1.0g量目の昭和16年銘が特年となっており価値(業者による買取価格)が高いです。

価値(通常銭) 1.0
直径 19mm
量目(重量) 1.2g→1.0g→0.8g
品位 アルミニウム1000
年代 昭和15年〜昭和18年
買取相場 〜10,000円
その他特徴 2回量目変更
古銭の詳細記事 5銭アルミ貨幣の価値

(価値の見方については「★レーティングの見方」を参照)

穴あき5銭錫貨の買取・査定相場(昭和19年〜)

穴あき5銭錫貨幣

画像は昭和19年(1944年)に発行された穴あき5銭錫貨幣です。

通常銭の価値は低くなっており、完全未使用の状態だとしても業者による買取価格は500円以下が相場です。

一方、穴ズレエラー銭については価値が高くなっており、数万円での買取も期待できます。

価値(通常銭) 1.0
価値(エラー) 1.5
直径 17mm
量目(重量) 1.95g
品位 錫930/亜鉛70
年代 昭和19年
買取相場(通常銭) 〜500円
その他特徴 エラー銭有り
古銭の詳細記事 穴アキ錫5銭硬貨の査定相場・買取価格
古銭の詳細記事 穴アキ5銭錫貨の買取価格

(価値の見方については「★レーティングの見方」を参照)

鳩5銭錫貨の買取・査定相場(昭和20年〜)

鳩5銭錫貨

昭和20年から昭和21年(1945年〜1946年)にかけて発行された鳩5銭硬貨です。

素材は先ほどの穴アキ銭と同様に錫となっています。

発行枚数が多いため骨董としての価値は低く、通常銭の場合、業者による買取価格は高く有りません。

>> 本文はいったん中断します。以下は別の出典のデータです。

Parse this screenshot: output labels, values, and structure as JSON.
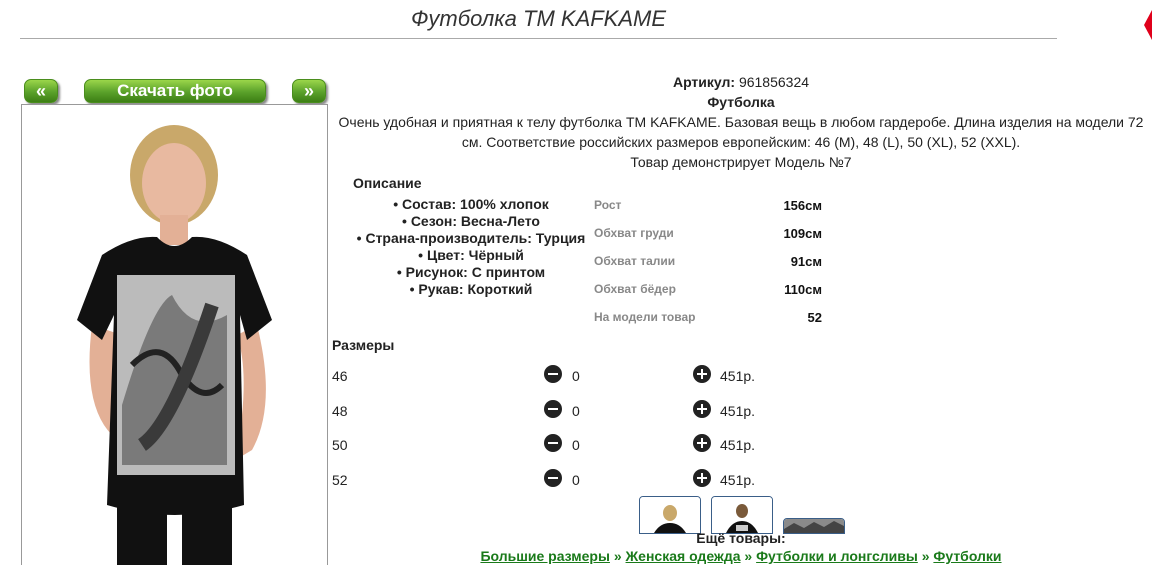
{
  "page": {
    "title": "Футболка TM KAFKAME"
  },
  "photo_nav": {
    "prev": "«",
    "download": "Скачать фото",
    "next": "»"
  },
  "product": {
    "article_label": "Артикул:",
    "article_value": "961856324",
    "type": "Футболка",
    "description": "Очень удобная и приятная к телу футболка TM KAFKAME. Базовая вещь в любом гардеробе. Длина изделия на модели 72 см. Соответствие российских размеров европейским: 46 (M), 48 (L), 50 (XL), 52 (XXL).",
    "model_note": "Товар демонстрирует Модель №7"
  },
  "description_block": {
    "heading": "Описание",
    "items": [
      "• Состав: 100% хлопок",
      "• Сезон: Весна-Лето",
      "• Страна-производитель: Турция",
      "• Цвет: Чёрный",
      "• Рисунок: С принтом",
      "• Рукав: Короткий"
    ]
  },
  "measurements": [
    {
      "label": "Рост",
      "value": "156см"
    },
    {
      "label": "Обхват груди",
      "value": "109см"
    },
    {
      "label": "Обхват талии",
      "value": "91см"
    },
    {
      "label": "Обхват бёдер",
      "value": "110см"
    },
    {
      "label": "На модели товар",
      "value": "52"
    }
  ],
  "sizes": {
    "heading": "Размеры",
    "rows": [
      {
        "size": "46",
        "qty": "0",
        "price": "451р."
      },
      {
        "size": "48",
        "qty": "0",
        "price": "451р."
      },
      {
        "size": "50",
        "qty": "0",
        "price": "451р."
      },
      {
        "size": "52",
        "qty": "0",
        "price": "451р."
      }
    ]
  },
  "more": {
    "heading": "Ещё товары:",
    "breadcrumbs": [
      "Большие размеры",
      "Женская одежда",
      "Футболки и лонгсливы",
      "Футболки"
    ],
    "separator": "»"
  },
  "colors": {
    "button_green": "#5aa12a",
    "link_green": "#1a7a1a",
    "corner_red": "#e0001b"
  }
}
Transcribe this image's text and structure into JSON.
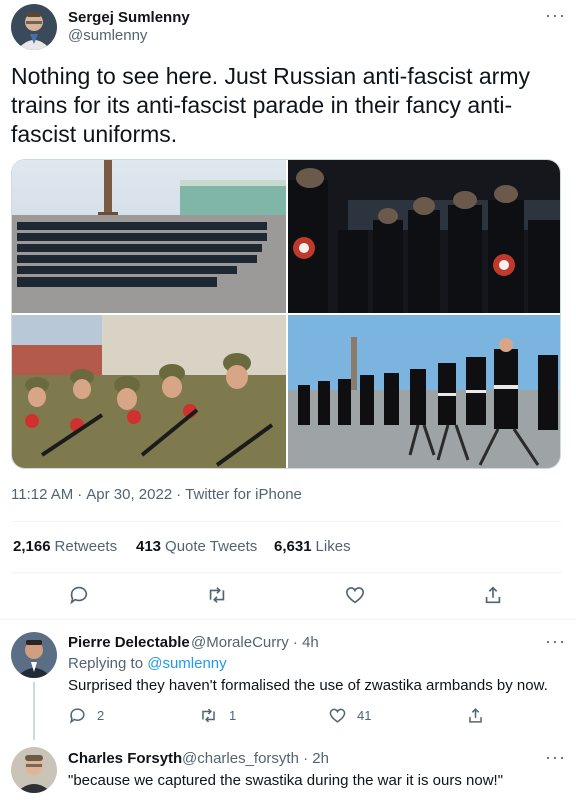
{
  "tweet": {
    "author_name": "Sergej Sumlenny",
    "author_handle": "@sumlenny",
    "text": "Nothing to see here. Just Russian anti-fascist army trains for its anti-fascist parade in their fancy anti-fascist uniforms.",
    "time": "11:12 AM",
    "date": "Apr 30, 2022",
    "client": "Twitter for iPhone",
    "separator": "·",
    "stats": {
      "retweets_count": "2,166",
      "retweets_label": "Retweets",
      "quotes_count": "413",
      "quotes_label": "Quote Tweets",
      "likes_count": "6,631",
      "likes_label": "Likes"
    }
  },
  "media": [
    {
      "icon": "photo-parade-square"
    },
    {
      "icon": "photo-soldiers-night"
    },
    {
      "icon": "photo-soldiers-armbands"
    },
    {
      "icon": "photo-cadets-marching"
    }
  ],
  "replies": [
    {
      "name": "Pierre Delectable",
      "handle": "@MoraleCurry",
      "age": "· 4h",
      "replying_label": "Replying to",
      "replying_to": "@sumlenny",
      "text": "Surprised they haven't formalised the use of zwastika armbands by now.",
      "reply_count": "2",
      "retweet_count": "1",
      "like_count": "41"
    },
    {
      "name": "Charles Forsyth",
      "handle": "@charles_forsyth",
      "age": "· 2h",
      "text": "\"because we captured the swastika during the war it is ours now!\""
    }
  ],
  "colors": {
    "text": "#0f1419",
    "muted": "#536471",
    "link": "#1d9bf0",
    "border": "#eff3f4"
  }
}
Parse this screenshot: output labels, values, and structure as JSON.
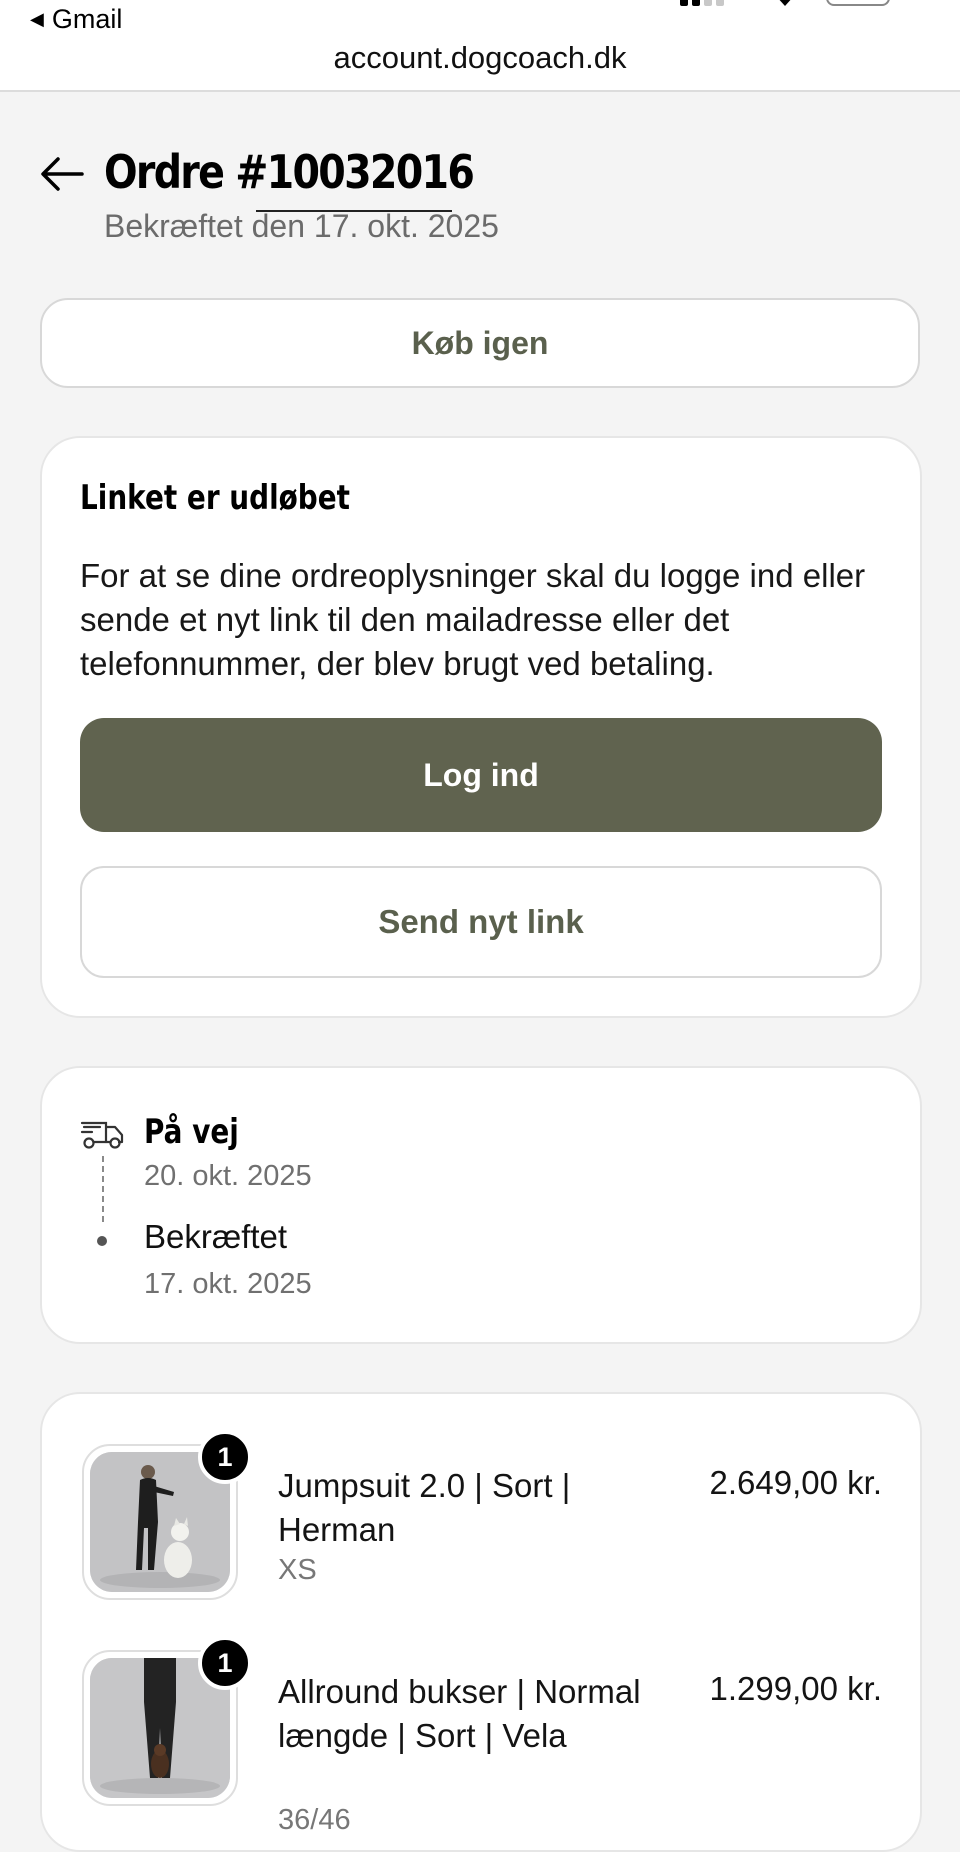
{
  "browser": {
    "back_app_label": "Gmail",
    "url": "account.dogcoach.dk"
  },
  "header": {
    "title": "Ordre #10032016",
    "subtitle": "Bekræftet den 17. okt. 2025"
  },
  "actions": {
    "buy_again_label": "Køb igen"
  },
  "login_card": {
    "heading": "Linket er udløbet",
    "text": "For at se dine ordreoplysninger skal du logge ind eller sende et nyt link til den mailadresse eller det telefonnummer, der blev brugt ved betaling.",
    "login_label": "Log ind",
    "send_link_label": "Send nyt link"
  },
  "status": {
    "icon": "truck-icon",
    "steps": [
      {
        "label": "På vej",
        "date": "20. okt. 2025"
      },
      {
        "label": "Bekræftet",
        "date": "17. okt. 2025"
      }
    ]
  },
  "items": [
    {
      "quantity": "1",
      "name": "Jumpsuit 2.0 | Sort | Herman",
      "variant": "XS",
      "price": "2.649,00 kr."
    },
    {
      "quantity": "1",
      "name": "Allround bukser | Normal længde | Sort | Vela",
      "variant": "36/46",
      "price": "1.299,00 kr."
    }
  ],
  "colors": {
    "accent": "#60634f",
    "outline_button_text": "#5a604d",
    "page_background": "#f4f4f4"
  }
}
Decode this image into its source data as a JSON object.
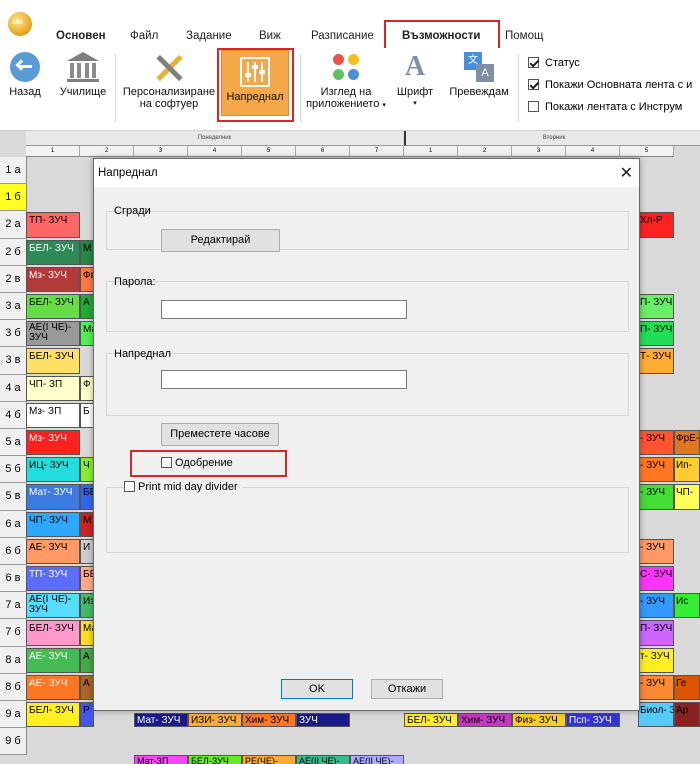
{
  "app": {
    "icon_text": "aSc"
  },
  "ribbon_tabs": [
    "Основен",
    "Файл",
    "Задание",
    "Виж",
    "Разписание",
    "Възможности",
    "Помощ"
  ],
  "ribbon": {
    "back": "Назад",
    "school": "Училище",
    "customize_line1": "Персонализиране",
    "customize_line2": "на софтуер",
    "advanced": "Напреднал",
    "look_line1": "Изглед на",
    "look_line2": "приложението",
    "font": "Шрифт",
    "translate": "Превеждам",
    "checks": [
      {
        "label": "Статус",
        "checked": true
      },
      {
        "label": "Покажи Основната лента с и",
        "checked": true
      },
      {
        "label": "Покажи лентата с Инструм",
        "checked": false
      }
    ]
  },
  "grid": {
    "day1": "Понеделник",
    "day2": "Вторник",
    "periods1": [
      "1",
      "2",
      "3",
      "4",
      "5",
      "6",
      "7"
    ],
    "periods2": [
      "1",
      "2",
      "3",
      "4",
      "5"
    ],
    "rows": [
      "1 а",
      "1 б",
      "2 а",
      "2 б",
      "2 в",
      "3 а",
      "3 б",
      "3 в",
      "4 а",
      "4 б",
      "5 а",
      "5 б",
      "5 в",
      "6 а",
      "6 б",
      "6 в",
      "7 а",
      "7 б",
      "8 а",
      "8 б",
      "9 а",
      "9 б"
    ],
    "left_cells": [
      [
        "",
        ""
      ],
      [
        "",
        ""
      ],
      [
        "ТП- ЗУЧ",
        ""
      ],
      [
        "БЕЛ- ЗУЧ",
        "М"
      ],
      [
        "Мз- ЗУЧ",
        "Фв"
      ],
      [
        "БЕЛ- ЗУЧ",
        "А"
      ],
      [
        "АЕ(І ЧЕ)- ЗУЧ",
        "Ма"
      ],
      [
        "БЕЛ- ЗУЧ",
        ""
      ],
      [
        "ЧП- ЗП",
        "Ф"
      ],
      [
        "Мз- ЗП",
        "Б"
      ],
      [
        "Мз- ЗУЧ",
        ""
      ],
      [
        "ИЦ- ЗУЧ",
        "Ч"
      ],
      [
        "Мат- ЗУЧ",
        "БЕ"
      ],
      [
        "ЧП- ЗУЧ",
        "М"
      ],
      [
        "АЕ- ЗУЧ",
        "И"
      ],
      [
        "ТП- ЗУЧ",
        "БЕ"
      ],
      [
        "АЕ(І ЧЕ)- ЗУЧ",
        "Из"
      ],
      [
        "БЕЛ- ЗУЧ",
        "Ма"
      ],
      [
        "АЕ- ЗУЧ",
        "А"
      ],
      [
        "АЕ- ЗУЧ",
        "А"
      ],
      [
        "БЕЛ- ЗУЧ",
        "Р"
      ],
      [
        "",
        ""
      ]
    ],
    "right_cells": [
      [
        "",
        ""
      ],
      [
        "",
        ""
      ],
      [
        "Хл-Р",
        ""
      ],
      [
        "",
        ""
      ],
      [
        "",
        ""
      ],
      [
        "П- ЗУЧ",
        ""
      ],
      [
        "П- ЗУЧ",
        ""
      ],
      [
        "Т- ЗУЧ",
        ""
      ],
      [
        "",
        ""
      ],
      [
        "",
        ""
      ],
      [
        "- ЗУЧ",
        "ФрЕ-"
      ],
      [
        "- ЗУЧ",
        "Ип-"
      ],
      [
        "- ЗУЧ",
        "ЧП-"
      ],
      [
        "",
        ""
      ],
      [
        "- ЗУЧ",
        ""
      ],
      [
        "С- ЗУЧ",
        ""
      ],
      [
        "- ЗУЧ",
        "Ис"
      ],
      [
        "П- ЗУЧ",
        ""
      ],
      [
        "т- ЗУЧ",
        ""
      ],
      [
        "- ЗУЧ",
        "Ге"
      ],
      [
        "Биол- ЗУЧ",
        "Ар"
      ],
      [
        "",
        ""
      ]
    ],
    "row9a_mid": [
      "Мат- ЗУЧ",
      "ИЗИ- ЗУЧ",
      "Хим- ЗУЧ",
      "ЗУЧ",
      "БЕЛ- ЗУЧ",
      "Хим- ЗУЧ",
      "Физ- ЗУЧ",
      "Псп- ЗУЧ"
    ],
    "bottom_mid": [
      "Мат-ЗП",
      "БЕЛ-ЗУЧ",
      "РЕ(ЧЕ)-",
      "АЕ(ІІ ЧЕ)-",
      "АЕ(ІІ ЧЕ)-"
    ]
  },
  "dialog": {
    "title": "Напреднал",
    "buildings_label": "Сгради",
    "edit_button": "Редактирай",
    "password_label": "Парола:",
    "password_value": "",
    "advanced_label": "Напреднал",
    "advanced_value": "",
    "move_hours_button": "Преместете часове",
    "approval_label": "Одобрение",
    "approval_checked": false,
    "divider_label": "Print mid day divider",
    "divider_checked": false,
    "ok": "OK",
    "cancel": "Откажи"
  },
  "colors": {
    "highlight": "#d8242c",
    "active_button": "#f5a84a"
  }
}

一方、この硬貨ではユニークなエラーコインも発見されており珍しいエラーならば数万円での買取も期待できます。

価値(通常銭) 1.0
価値(エラー) 1.5
直径 17mm
量目(重量) 2.0g
品位 錫930/亜鉛70
年代 昭和20年・21年
買取相場(通常銭) 〜2,000円
その他特徴 エラー銭有り
古銭の詳細記事 鳩5銭錫貨幣(昭和の古銭)の査定相場・買取価格
古銭の詳細記事 鳩5銭錫貨の買取価格

(価値の見方については「★レーティングの見方」を参照)

楠公5銭紙幣の買取・査定相場(昭和19年〜)

楠公5銭紙幣

画像は昭和19年に発行され、昭和28年12月31日に廃止された日本銀行券 楠公5銭紙幣(い号券)です。

大変洋戦争による軍用金属不足から5銭硬貨(5銭アルミ貨幣5銭錫貨)の代わりになる貨幣として発行されました。

通常紙幣については未使用など、状態の良いものでも価値は高く有りません。

一方、エラー札や見本紙幣については価値が高くなっており、高額査定が期待できます。

価値(通常紙幣) 1.0
価値(エラー) 1.5
サイズ 縦48mm×横100mm
発行 昭和19年
買取相場(通常) 〜100円
その他特徴 エラー札有り
旧札の詳細記事 買取価格が高い日本銀行券 楠公5銭紙幣
旧札の詳細記事 日本銀行券 楠公5銭札の価値

(価値の見方については「★レーティングの見方」を参照)

梅5銭札の買取・査定相場(昭和23年〜)

梅5銭紙幣

画像は戦後の昭和23年5月25日に発行された日本銀行券A号 梅5銭札です。

戦後に発行された古紙幣ということもあり価値は低く、業者による買取価格は状態の良いものだとしても数百円程度が相場です。

価値(通常紙幣) 1.0
サイズ 48mm×94mm
発行 昭和23年5月25日
印刷所 凸版印刷板橋工場
買取相場(通常) 〜300円
旧札の詳細記事 日本銀行券A号 梅5銭札の価値と買取相場

(価値の見方については「★レーティングの見方」を参照)

5銭貨幣(硬貨・紙幣)まとめ

いかがだったでしょうか?国内で発行された5銭貨幣(硬貨・紙幣)は上記のようになっております。昭和の5銭貨幣についてはエラーや試鋳貨を除くと価値はあまり高くありません。

一方、明治期の古銭についてはエラーや試鋳貨でなくても高額査定が期待できます。今回の記事が古銭の売却や換金の参考になりましたら幸いです。